In June, the foreign exchange market experienced a continued decline of the US dollar against the Moroccan dirham, according to a report from the research center “BMCE Capital Global Research.” The dollar-dirham exchange rate decreased by 2.37% month-on-month.
The center’s latest publication, “Fx Monthly,” indicates that this decline reflects a market impact of -0.3366% and a basket impact of -1.5948%. This notable decrease in market impact occurred in the context of increased global risk appetite and a significant rise in the value of the euro, which influenced the composition of the reference currency basket.
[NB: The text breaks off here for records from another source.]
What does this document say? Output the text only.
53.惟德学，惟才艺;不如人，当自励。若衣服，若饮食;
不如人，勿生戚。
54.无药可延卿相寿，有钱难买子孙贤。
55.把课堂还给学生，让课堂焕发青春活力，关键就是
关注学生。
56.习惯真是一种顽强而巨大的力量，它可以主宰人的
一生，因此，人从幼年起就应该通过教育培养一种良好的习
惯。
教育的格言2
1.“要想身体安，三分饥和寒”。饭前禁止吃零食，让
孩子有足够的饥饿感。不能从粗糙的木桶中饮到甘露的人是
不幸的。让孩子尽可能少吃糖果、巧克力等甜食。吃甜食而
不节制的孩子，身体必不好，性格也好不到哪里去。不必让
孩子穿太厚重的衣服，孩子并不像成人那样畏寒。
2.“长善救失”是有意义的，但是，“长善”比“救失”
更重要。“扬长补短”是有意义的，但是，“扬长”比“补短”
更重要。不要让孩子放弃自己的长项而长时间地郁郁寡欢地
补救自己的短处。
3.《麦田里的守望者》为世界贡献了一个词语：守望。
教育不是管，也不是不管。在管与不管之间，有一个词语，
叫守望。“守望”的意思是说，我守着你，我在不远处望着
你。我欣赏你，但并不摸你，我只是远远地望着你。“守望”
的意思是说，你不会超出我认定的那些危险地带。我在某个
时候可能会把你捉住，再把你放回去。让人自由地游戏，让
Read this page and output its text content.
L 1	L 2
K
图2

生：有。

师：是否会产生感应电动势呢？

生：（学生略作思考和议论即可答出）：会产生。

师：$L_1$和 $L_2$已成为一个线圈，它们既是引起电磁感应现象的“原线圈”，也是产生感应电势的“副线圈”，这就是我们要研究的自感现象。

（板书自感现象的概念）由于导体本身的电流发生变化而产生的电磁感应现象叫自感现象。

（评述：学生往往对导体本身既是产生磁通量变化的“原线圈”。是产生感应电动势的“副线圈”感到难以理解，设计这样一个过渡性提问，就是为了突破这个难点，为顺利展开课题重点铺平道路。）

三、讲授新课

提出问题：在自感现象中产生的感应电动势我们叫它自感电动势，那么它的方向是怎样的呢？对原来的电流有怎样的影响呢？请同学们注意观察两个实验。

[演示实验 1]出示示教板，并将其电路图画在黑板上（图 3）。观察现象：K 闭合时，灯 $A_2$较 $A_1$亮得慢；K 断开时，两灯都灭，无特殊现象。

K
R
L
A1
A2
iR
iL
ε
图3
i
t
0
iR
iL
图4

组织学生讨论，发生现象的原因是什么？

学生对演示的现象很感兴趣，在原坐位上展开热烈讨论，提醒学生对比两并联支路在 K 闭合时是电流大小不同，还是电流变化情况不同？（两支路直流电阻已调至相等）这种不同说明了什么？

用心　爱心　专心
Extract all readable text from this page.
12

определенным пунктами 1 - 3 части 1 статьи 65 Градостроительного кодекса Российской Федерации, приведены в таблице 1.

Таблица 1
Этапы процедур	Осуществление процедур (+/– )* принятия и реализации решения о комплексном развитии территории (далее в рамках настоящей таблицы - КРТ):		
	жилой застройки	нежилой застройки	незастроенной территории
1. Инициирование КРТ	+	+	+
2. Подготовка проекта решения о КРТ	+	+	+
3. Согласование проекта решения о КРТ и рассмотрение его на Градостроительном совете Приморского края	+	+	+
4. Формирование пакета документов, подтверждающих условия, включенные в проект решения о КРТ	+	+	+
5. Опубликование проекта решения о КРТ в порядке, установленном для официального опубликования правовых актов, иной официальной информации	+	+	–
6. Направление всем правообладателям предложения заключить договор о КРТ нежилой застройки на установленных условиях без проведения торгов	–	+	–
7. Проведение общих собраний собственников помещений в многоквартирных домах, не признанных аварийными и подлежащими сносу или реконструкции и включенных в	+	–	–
Additionally, a de-escalation of trade tensions between the United States and China, along with signs of resilience in the European economy, contributed to sustained pressure on the dollar.
BMCE Capital Global Research estimates that, given expectations for the euro-dollar exchange rate to rise to 1.16, coupled with increased liquidity spreads, the target exchange rates for the euro-dirham and dollar-dirham pairs are expected to reach 10.61 and 10.15, respectively, within three months.
Looking ahead six months, with expectations for the euro-dollar exchange rate to reach 1.17 and continued increases in liquidity spreads, the forecasts for the euro-dirham and dollar-dirham pairs are expected to stabilize around 10.75 and 9.20, respectively.